Let us consider the absorption of light by matter. This is closely related to quantum mechanics. Solving the equations of quantum mechanics that relate to the electrons in an atom gives a model, like that shown here in which the electrons have discrete energy states. E0 is called the "ground state" and E1, E2, etc., are called "excited states". In order for an electron to switch from E0 to E1, light with an energy of (E1 - E0) must strike the electron. This is the "absorption" of light. Electrons have particular energy levels, and rays of ultraviolet and visible light have the energy to change the energy states of the electrons.
Because the higher energy state, E1, is unstable, the electron soon returns to the ground state, E0. The energy discharged when the electron returns from E1 to E0 (E1 - E0) is converted to heat. If, for some reason, it is not converted to heat, the energy is discharged as light. The phenomenon of light emission is well known as fluorescence or phosphorescence.

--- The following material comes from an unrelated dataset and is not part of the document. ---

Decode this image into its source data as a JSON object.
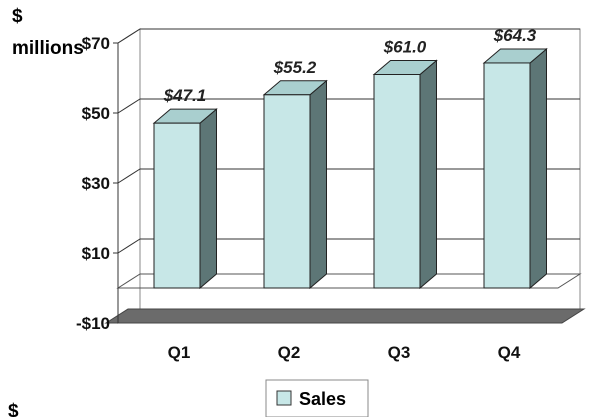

In relation to quantitative measurement performed with spectroscopy, the consequence of this phenomenon is that there is a large amount of absorption if a large number of target molecules exist in a solution, and only a small amount of absorption if there is only a small number of target molecules. Obtaining the quantity, and thereby the concentration, of a substance from the degree of absorption is the fundamental principle behind quantitative measurement.